One analytical tool that can be used is Gender Analysis Pathaway (GAP). GAP
can be used as a gender analysis instrument which functions to analyze policies,
programs and activities of Islamic educational institutions using a gender
perspective. In this case, the analysis aims to formulate indicators that can
overcome gender gaps in access, participation, control and benefits of
education.
Based on the GAP indicator, there are four stages of evaluating student gender
segregation management, namely policy analysis, policy reformulation, policy
implementation, and the final stage is monitoring and evaluation.
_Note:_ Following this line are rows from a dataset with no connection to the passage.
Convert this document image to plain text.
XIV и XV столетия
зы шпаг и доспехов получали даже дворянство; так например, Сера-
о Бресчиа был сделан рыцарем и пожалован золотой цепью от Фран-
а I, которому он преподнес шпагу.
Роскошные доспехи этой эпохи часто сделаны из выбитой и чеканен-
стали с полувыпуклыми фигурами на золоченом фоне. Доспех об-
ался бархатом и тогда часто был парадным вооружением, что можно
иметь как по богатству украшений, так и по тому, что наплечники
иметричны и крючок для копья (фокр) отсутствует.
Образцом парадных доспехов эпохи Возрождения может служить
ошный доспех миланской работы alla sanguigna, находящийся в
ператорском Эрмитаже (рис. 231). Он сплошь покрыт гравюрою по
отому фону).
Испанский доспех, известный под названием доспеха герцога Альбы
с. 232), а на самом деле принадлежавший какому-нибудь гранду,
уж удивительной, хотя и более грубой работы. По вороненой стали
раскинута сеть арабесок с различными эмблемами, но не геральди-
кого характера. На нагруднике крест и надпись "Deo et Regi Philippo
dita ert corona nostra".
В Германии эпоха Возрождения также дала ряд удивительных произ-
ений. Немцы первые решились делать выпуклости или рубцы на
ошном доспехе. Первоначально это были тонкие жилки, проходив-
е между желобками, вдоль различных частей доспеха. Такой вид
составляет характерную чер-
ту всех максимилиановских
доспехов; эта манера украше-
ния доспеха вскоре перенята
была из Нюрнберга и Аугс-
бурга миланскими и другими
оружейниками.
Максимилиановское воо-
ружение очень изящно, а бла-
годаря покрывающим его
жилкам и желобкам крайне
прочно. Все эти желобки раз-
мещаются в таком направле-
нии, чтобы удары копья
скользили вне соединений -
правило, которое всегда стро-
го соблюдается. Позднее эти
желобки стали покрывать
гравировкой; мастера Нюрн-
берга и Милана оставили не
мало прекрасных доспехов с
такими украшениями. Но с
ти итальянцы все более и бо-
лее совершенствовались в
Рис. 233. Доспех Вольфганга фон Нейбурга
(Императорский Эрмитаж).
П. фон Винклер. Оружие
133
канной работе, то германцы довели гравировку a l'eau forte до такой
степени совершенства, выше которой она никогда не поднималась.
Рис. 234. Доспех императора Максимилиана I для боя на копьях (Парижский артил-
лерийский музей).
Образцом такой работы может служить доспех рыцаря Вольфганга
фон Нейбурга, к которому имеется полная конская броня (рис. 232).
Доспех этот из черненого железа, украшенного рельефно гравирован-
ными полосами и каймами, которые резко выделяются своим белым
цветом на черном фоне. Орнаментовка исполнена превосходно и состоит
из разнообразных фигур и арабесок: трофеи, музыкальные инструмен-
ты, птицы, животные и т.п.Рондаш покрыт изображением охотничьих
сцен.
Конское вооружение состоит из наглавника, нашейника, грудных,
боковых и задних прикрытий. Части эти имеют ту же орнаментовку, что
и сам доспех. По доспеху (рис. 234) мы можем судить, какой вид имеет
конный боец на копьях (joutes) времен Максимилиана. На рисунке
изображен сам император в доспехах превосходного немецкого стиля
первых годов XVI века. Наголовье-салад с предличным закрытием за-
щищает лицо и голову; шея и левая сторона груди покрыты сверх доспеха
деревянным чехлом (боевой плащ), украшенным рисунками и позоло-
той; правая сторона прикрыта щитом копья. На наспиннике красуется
At the policy
analysis stage, data and information in the field are collected. Especially in
formulating policies related to student management with a ratio of men to
women. From there it will be seen that several policies implementing gender
segregation between men and women have resulted in gender gaps or not.
At the policy reformulation stage, Islamic educational institutions can utilize
regular meeting agendas as a means to evaluate whether several policies are
gender equal or need to be re-evaluated. Meanwhile, at the policy
implementation stage, for example in the learning process and policies related to
student discipline, whether they are gender responsive or not. Then in the final
stage, namely the monitoring and evaluation stage, all policies and
implementation are monitored and evaluated if there are obstacles or problems
encountered related to gender mainstreaming.